In 1900, researchers estimated that 32 million people were experiencing severe water scarcity. By 2050, researchers forecast an estimated 3.1 billion people will be experiencing severe water scarcity. Water infrastructure has failed to deliver universal access to safe drinking water; already, 4 billion people are affected by water scarcity for at least one month per year with pollution compounding these risks.

Water touches every facet of development. Human life and economic activity are dependent on water. Therefore, the estimated trajectories of where we have been, where we are, and where we are going have significant implications on our economies, especially in developing countries. It is essential to demystify the close link between water and the economy so we can better support global prosperity.

The Cost of Action

Evaluating the costs and benefits of interventions are essential for resource allocation and studying the effectiveness of various techniques are in different locations. The cost of providing access to safe water and adequate sanitation vary from relatively expensive to substantially cheaper. No matter the expense, research indicates there are numerous economic benefits associated with improved water supply and sanitation.
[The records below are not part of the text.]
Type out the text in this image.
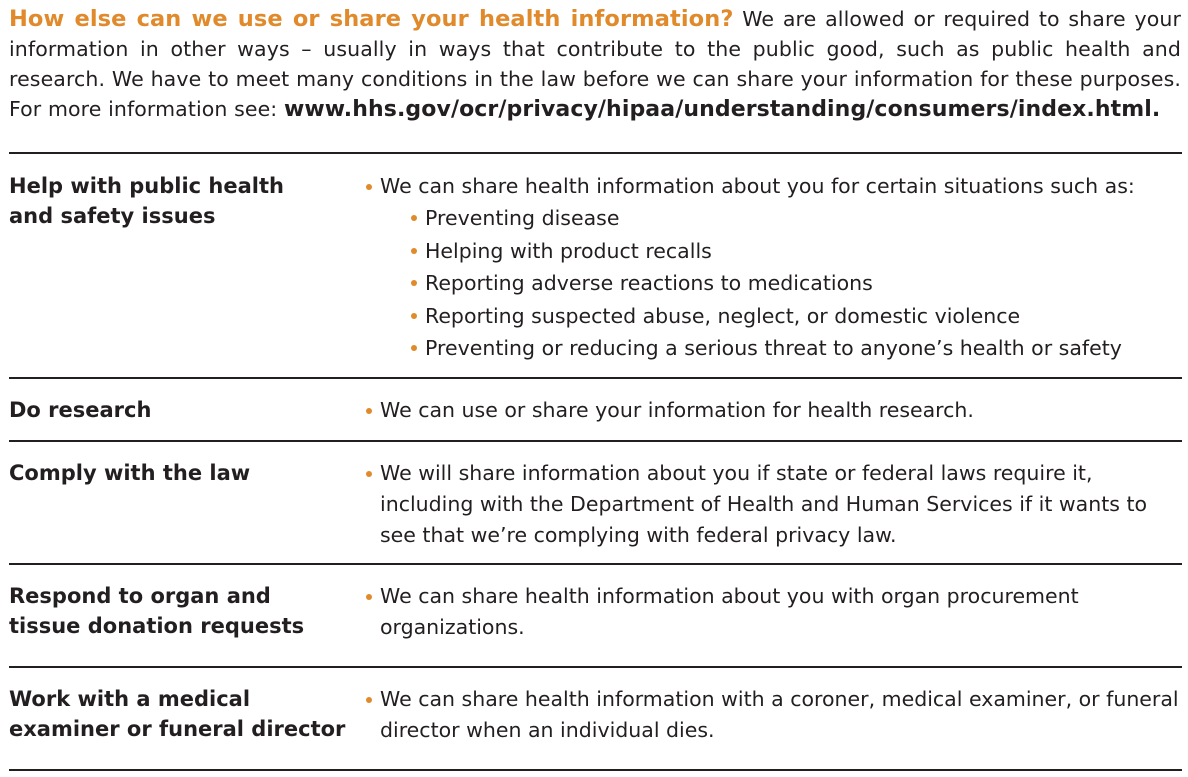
How else can we use or share your health information? We are allowed or required to share your information in other ways – usually in ways that contribute to the public good, such as public health and research. We have to meet many conditions in the law before we can share your information for these purposes. For more information see: www.hhs.gov/ocr/privacy/hipaa/understanding/consumers/index.html.
Help with public health and safety issues
We can share health information about you for certain situations such as:
Preventing disease
Helping with product recalls
Reporting adverse reactions to medications
Reporting suspected abuse, neglect, or domestic violence
Preventing or reducing a serious threat to anyone’s health or safety
Do research	We can use or share your information for health research.
Comply with the law	We will share information about you if state or federal laws require it, including with the Department of Health and Human Services if it wants to see that we’re complying with federal privacy law.
Respond to organ and tissue donation requests
We can share health information about you with organ procurement organizations.
Work with a medical examiner or funeral director
We can share health information with a coroner, medical examiner, or funeral director when an individual dies.
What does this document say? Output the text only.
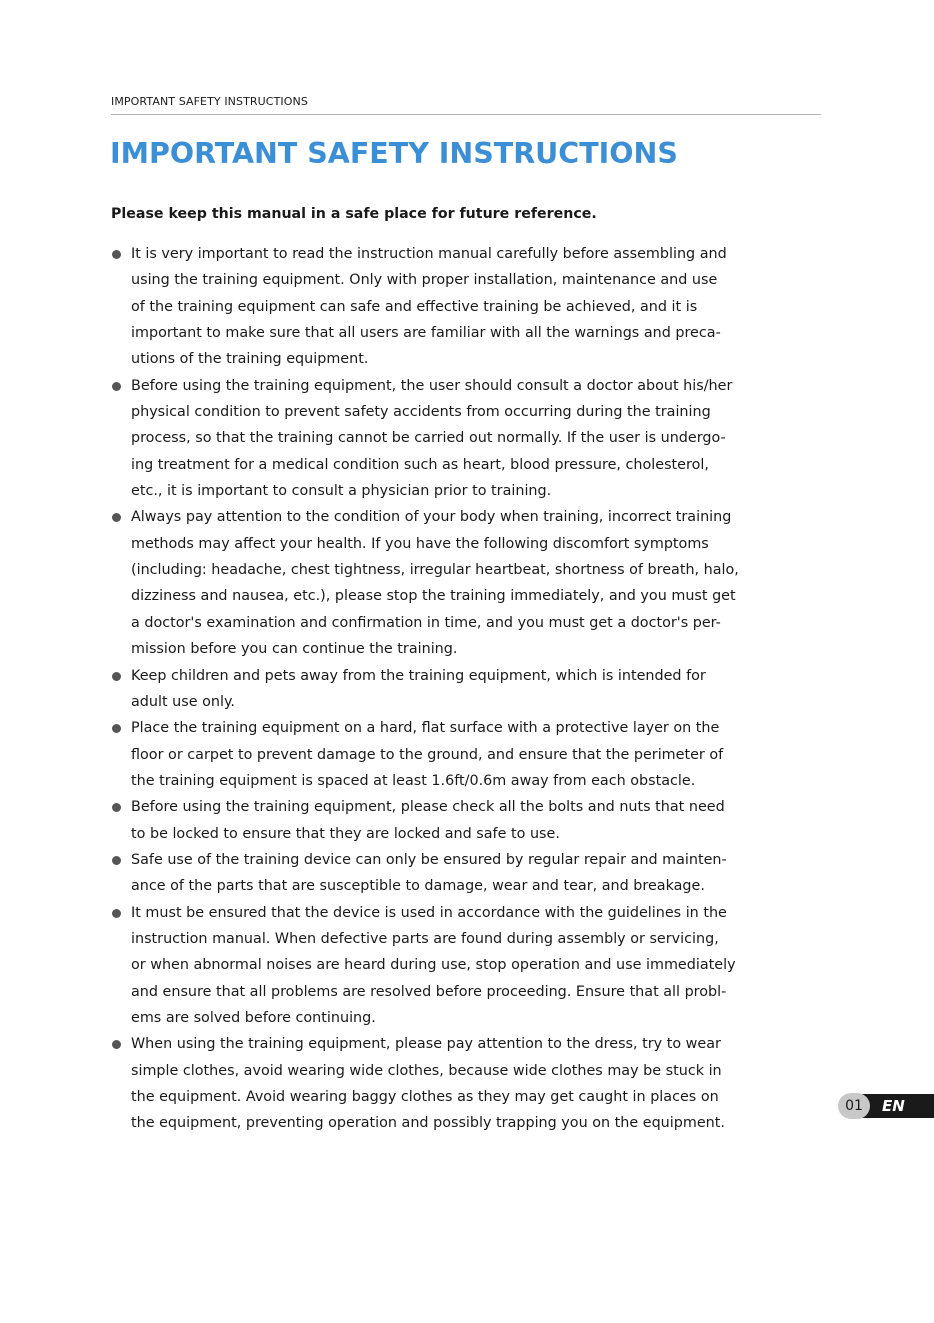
IMPORTANT SAFETY INSTRUCTIONS
IMPORTANT SAFETY INSTRUCTIONS

Please keep this manual in a safe place for future reference.

It is very important to read the instruction manual carefully before assembling and
using the training equipment. Only with proper installation, maintenance and use
of the training equipment can safe and effective training be achieved, and it is
important to make sure that all users are familiar with all the warnings and preca-
utions of the training equipment.
Before using the training equipment, the user should consult a doctor about his/her
physical condition to prevent safety accidents from occurring during the training
process, so that the training cannot be carried out normally. If the user is undergo-
ing treatment for a medical condition such as heart, blood pressure, cholesterol,
etc., it is important to consult a physician prior to training.
Always pay attention to the condition of your body when training, incorrect training
methods may affect your health. If you have the following discomfort symptoms
(including: headache, chest tightness, irregular heartbeat, shortness of breath, halo,
dizziness and nausea, etc.), please stop the training immediately, and you must get
a doctor's examination and confirmation in time, and you must get a doctor's per-
mission before you can continue the training.
Keep children and pets away from the training equipment, which is intended for
adult use only.
Place the training equipment on a hard, flat surface with a protective layer on the
floor or carpet to prevent damage to the ground, and ensure that the perimeter of
the training equipment is spaced at least 1.6ft/0.6m away from each obstacle.
Before using the training equipment, please check all the bolts and nuts that need
to be locked to ensure that they are locked and safe to use.
Safe use of the training device can only be ensured by regular repair and mainten-
ance of the parts that are susceptible to damage, wear and tear, and breakage.
It must be ensured that the device is used in accordance with the guidelines in the
instruction manual. When defective parts are found during assembly or servicing,
or when abnormal noises are heard during use, stop operation and use immediately
and ensure that all problems are resolved before proceeding. Ensure that all probl-
ems are solved before continuing.
When using the training equipment, please pay attention to the dress, try to wear
simple clothes, avoid wearing wide clothes, because wide clothes may be stuck in
the equipment. Avoid wearing baggy clothes as they may get caught in places on
the equipment, preventing operation and possibly trapping you on the equipment.
01	EN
Economic returns on improved water supply and sanitation interventions heavily depend on the location and the technology choice. A return on investment can range from 3 USD to 34 USD for every 1 USD invested. Interventions to improve water resources management can bring significant economic gains. An investment of 15-30 billion USD in enhanced water resource management in developing countries can have a direct annual income return of 60 billion USD.

Additionally, developing countries with improved access to clean water and sanitation services experienced GDP growth of 3.7 percent per year. In contrast, developing countries with the same per capita income, who did not improve access to clean water and sanitation services, experienced GDP growth of only 0.1 percent per year.
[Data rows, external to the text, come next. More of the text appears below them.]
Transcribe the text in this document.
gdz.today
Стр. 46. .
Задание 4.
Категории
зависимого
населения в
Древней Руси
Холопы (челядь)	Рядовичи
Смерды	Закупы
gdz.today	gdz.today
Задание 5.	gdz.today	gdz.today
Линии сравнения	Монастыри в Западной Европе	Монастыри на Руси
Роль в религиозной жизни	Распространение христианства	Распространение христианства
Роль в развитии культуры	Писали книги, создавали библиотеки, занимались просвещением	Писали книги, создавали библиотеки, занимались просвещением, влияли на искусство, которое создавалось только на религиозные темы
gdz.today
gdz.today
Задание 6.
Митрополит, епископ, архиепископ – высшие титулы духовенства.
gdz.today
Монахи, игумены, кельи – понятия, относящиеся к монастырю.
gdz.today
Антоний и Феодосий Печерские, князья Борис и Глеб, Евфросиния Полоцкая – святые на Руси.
Acting with Intentional Investing

We must acknowledge investments in the global water sector for the benefits they generate. Investment in projects that expand water supply and availability is vital to a flourishing economy. This includes investments in water storage, water reuse and recycling, and desalination.

Keep in mind; if the goal is sustainable water infrastructure, interventions must be deliberate in creating equal support and ownership among women and men. Additionally, interventions must be in conjunction with policies and incentives that promote water efficiency and improve water allocation.

Investing in water is not only good for business, but smart investments in clean water and sanitation prevent needless deaths and transform lives. Healthier, empowered individuals become capable, contributing members of the economy and global sustainable development.